By disposition I’m not a follower of instructions, and so as a teacher I began by offering very few instructions. I gave students big general assignments, threw lots of materials and models at them, and let them figure something out, kind of on the Inuit model:
“I remember an essay by Jean Briggs, an ethnographer who studied child-rearing among the Inuit. One of the things that disturbed her was the practice of setting problems for children, not providing the materials they needed, and teasing them when they failed to solve them. She initially thought it was cruel. She then came to realize that if, for example, an adult Inuit was out seal-hunting on the ice and some of his equipment broke down, the inability to improvise a solution would kill him.” (Comment here by John McCreery)
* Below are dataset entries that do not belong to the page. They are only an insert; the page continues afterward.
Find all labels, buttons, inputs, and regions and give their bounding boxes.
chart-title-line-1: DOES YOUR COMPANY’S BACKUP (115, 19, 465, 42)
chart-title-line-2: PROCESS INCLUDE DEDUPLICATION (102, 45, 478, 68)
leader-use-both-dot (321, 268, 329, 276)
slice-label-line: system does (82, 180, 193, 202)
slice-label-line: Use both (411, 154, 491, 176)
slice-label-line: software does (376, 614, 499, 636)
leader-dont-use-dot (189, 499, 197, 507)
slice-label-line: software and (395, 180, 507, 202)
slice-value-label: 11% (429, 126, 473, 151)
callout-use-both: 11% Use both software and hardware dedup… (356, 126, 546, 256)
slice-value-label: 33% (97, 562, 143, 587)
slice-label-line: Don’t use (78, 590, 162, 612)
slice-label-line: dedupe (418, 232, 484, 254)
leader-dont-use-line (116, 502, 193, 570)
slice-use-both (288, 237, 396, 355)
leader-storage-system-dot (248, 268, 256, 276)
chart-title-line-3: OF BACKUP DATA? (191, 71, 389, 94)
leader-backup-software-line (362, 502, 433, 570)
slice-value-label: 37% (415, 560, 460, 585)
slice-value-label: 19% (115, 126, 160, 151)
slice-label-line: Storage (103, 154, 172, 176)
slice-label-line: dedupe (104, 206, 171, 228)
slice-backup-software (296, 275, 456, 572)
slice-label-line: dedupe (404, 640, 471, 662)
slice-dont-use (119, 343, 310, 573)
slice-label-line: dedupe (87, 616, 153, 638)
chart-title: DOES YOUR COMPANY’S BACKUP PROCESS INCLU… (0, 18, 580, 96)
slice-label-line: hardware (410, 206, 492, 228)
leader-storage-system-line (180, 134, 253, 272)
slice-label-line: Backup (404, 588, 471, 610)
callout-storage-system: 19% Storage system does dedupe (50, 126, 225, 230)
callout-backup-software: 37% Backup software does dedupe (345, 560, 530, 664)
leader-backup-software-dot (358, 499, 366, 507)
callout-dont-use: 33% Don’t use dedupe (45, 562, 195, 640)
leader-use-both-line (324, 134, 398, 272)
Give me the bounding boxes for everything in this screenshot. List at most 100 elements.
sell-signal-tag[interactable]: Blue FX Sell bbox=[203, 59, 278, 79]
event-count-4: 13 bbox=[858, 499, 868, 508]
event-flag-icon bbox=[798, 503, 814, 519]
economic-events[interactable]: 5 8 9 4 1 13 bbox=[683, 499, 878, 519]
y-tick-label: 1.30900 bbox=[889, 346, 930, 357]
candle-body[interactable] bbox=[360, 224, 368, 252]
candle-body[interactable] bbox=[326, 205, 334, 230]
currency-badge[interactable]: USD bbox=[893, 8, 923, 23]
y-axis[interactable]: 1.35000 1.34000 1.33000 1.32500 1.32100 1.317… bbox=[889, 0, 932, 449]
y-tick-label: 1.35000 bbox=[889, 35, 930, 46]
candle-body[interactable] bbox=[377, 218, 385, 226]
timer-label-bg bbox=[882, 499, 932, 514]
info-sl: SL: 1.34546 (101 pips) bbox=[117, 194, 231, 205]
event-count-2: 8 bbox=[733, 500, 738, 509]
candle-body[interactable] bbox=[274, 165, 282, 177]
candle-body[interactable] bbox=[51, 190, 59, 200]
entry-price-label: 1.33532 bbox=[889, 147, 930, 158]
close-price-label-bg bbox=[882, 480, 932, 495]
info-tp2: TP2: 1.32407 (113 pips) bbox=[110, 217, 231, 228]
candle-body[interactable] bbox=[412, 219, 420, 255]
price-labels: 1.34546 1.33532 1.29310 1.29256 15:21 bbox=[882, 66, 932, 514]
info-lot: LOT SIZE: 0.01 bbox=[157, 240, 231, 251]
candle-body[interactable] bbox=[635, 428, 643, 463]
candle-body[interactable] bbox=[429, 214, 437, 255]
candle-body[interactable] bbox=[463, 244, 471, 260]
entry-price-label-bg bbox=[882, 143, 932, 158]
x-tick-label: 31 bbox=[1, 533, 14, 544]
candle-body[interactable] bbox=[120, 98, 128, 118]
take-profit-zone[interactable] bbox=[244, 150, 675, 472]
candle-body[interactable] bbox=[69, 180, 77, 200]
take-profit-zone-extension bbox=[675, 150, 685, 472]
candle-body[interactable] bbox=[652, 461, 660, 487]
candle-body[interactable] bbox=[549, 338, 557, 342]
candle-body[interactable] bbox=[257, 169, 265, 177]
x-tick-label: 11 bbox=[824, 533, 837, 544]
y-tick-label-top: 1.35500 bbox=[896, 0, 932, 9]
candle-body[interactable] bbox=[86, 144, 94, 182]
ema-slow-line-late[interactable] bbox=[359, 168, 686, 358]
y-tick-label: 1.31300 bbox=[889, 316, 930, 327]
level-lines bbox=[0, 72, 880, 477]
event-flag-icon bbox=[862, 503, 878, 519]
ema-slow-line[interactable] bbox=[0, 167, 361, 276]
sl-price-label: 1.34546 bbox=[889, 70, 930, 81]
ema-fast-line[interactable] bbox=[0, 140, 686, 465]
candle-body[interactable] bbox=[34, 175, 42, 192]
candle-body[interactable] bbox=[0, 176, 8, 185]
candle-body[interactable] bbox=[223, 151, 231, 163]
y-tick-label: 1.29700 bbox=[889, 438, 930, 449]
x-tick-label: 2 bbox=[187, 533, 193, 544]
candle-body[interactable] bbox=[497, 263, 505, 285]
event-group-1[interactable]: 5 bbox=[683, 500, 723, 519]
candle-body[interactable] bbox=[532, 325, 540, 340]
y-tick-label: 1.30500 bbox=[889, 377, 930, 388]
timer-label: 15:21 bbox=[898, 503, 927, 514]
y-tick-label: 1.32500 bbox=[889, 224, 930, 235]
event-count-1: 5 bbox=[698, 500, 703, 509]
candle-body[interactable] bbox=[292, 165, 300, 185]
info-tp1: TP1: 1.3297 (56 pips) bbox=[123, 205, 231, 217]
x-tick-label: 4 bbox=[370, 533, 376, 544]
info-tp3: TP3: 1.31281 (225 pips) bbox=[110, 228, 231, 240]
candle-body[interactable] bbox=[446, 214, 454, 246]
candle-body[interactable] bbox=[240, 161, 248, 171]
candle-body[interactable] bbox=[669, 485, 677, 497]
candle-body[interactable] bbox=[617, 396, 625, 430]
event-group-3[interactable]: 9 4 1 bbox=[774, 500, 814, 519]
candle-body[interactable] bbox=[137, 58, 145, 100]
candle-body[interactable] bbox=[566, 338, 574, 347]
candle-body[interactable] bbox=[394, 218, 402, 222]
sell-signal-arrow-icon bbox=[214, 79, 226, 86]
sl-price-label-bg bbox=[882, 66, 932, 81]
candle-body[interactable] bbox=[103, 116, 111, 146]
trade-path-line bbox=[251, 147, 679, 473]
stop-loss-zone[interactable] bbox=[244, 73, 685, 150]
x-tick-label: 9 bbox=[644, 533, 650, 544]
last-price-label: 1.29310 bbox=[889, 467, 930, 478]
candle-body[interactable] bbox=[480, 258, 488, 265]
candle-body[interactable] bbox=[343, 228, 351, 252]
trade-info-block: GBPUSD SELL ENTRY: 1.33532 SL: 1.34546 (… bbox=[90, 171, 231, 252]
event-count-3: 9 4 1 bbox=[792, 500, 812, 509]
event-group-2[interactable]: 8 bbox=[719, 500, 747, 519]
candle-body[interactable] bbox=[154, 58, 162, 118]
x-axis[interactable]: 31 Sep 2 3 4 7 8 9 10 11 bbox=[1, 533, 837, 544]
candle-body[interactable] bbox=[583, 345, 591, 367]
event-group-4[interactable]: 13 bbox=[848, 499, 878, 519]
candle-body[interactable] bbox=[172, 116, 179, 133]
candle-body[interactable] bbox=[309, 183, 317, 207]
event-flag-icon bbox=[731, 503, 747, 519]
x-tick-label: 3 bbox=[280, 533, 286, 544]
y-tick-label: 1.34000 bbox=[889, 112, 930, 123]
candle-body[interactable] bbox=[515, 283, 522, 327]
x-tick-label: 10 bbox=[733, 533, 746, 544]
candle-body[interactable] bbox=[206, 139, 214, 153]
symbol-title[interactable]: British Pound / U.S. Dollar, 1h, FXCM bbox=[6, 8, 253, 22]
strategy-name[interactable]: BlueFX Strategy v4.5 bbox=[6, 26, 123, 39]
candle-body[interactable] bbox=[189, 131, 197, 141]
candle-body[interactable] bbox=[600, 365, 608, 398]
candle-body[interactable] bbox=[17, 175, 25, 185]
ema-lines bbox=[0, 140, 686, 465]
Bonus: consistent with open-ended, inclusive, non-prescriptive feminist and post-colonial epistemologies! Because I lived through the 90s and paid attention. And I got back plenty of good work this way. But I also got a lot of really terrible work, stuff that made my eyes cross and my brain melt, stuff that was dreadful by any conceivable standard but ‘turn something in’. Stuff that would get ya killed if there were polar bears and sub-zero temperatures about. And that made me sad.
So in the spirit of figuring something out, I read the research and followed the discussions and listened to the students who were telling me that these assignments were too vague and confusing, and that some people just don’t know how to work this way, and some of those need more explicit instruction about what’s expected and what to do. A recipe. And I thought yeah, it’s probably not reasonable to expect students to do things we haven’t shown them how to do. And so after piecemealing more explicit instruction for quite awhile, a couple years back I completely redid my syllabuses, which no one was reading anyway, into dedicated instructional primers, dividing them into sections on requirements, guidance, and assessments, where anyone reading the syllabus and doing what it says would inevitably do pretty well in the class. And then I turned my classes into workshops, where what we did was work through the steps of good research, analysis, and writing described in the syllabus in a recursive developmental process, so everything had a chance to become familiar and settle into practices.
I still get back plenty of good work, and I get a lot less really terrible work. That’s a win. I’m less sad.
What I came here to write is that as far as I can see, there’s no particular correlation between wanting a recipe and actually reading and following a recipe. The ones who read and follow along get what they need. The students who previously would have come to me asking for more explicit instruction on ‘what I’m looking for’ still do, only now they have to systematically ignore all the places and ways I’ve already told, shown, and worked them through ‘what I’m looking for’. The students who would have struggled because they just couldn’t make sense of what was expected now do that in the presence of a dedicated and encompassing instructional framework of explicit expectations.
There’s a very sad scene in “The Joy Luck Club” where Rose, having at length and systematically demolished any expectation that she might be a competent or interesting person capable of making responsible decisions, begs Ted to just tell her what he wants. And what he wants is the Rose who was a competent, interesting person capable of making responsible decisions. But there’s not a recipe for that, or really any way of saying it that would get through the debris they’ve made of their relationship. That’s obviously a bit pat, and a bit sideways of the instructional situation I’m talking about here. But as to the students who want a recipe, as far as I can tell it’s not really a recipe they want or that would help. They want the task to be made familiar in a way that doesn’t take them out of their comfort zones or put pressure on them to be competent, interesting, or responsible.
There’s a whole lot more to say about this, but I’m not sure how much is at stake. Over the years I have also learned to be less confident that anything about my teaching in particular or the massive education apparatus in general was creating massive swings of achievement, for better or worse. As educational research keeps showing, for a whole lot of pretty interesting (and sometimes heartbreaking) reasons the distribution of performance is basically homeostatic in roughly a bell curve shape. In any given school or program or classroom your n=small enough to enable lumpy statistical anomalies, and there are also threshold effects where someone tips from one attractor to another, which can be really striking and feel like the whole transformative promise of education fulfilled. But those moments are striking because they’re not the norm, and so they just don’t work as the standard. For the most part there’s only so much education can do to overcome some pretty sticky priors, and it’s not much. The systems are complex, and they’re resilient.
It’s hard to maintain strong opinions about better and worse teaching in the face of these inconvenient facts. Not much difference with and without recipes; a bit higher floor, a bit more general competence overall. A more modest goal of calibrating and provisioning the homeostasis for its better expressions is cautiously supported. Unburdened of crushing infinity standards about changing the world, it is observably possible to set people up for more success in the general zones and trajectories of their aptitudes. Bad can become less bad. Good can become more good. Meh can become more robustly and effectively meh. The instruction and workshop format seems to do a better job of distributing the increments of progress in this way.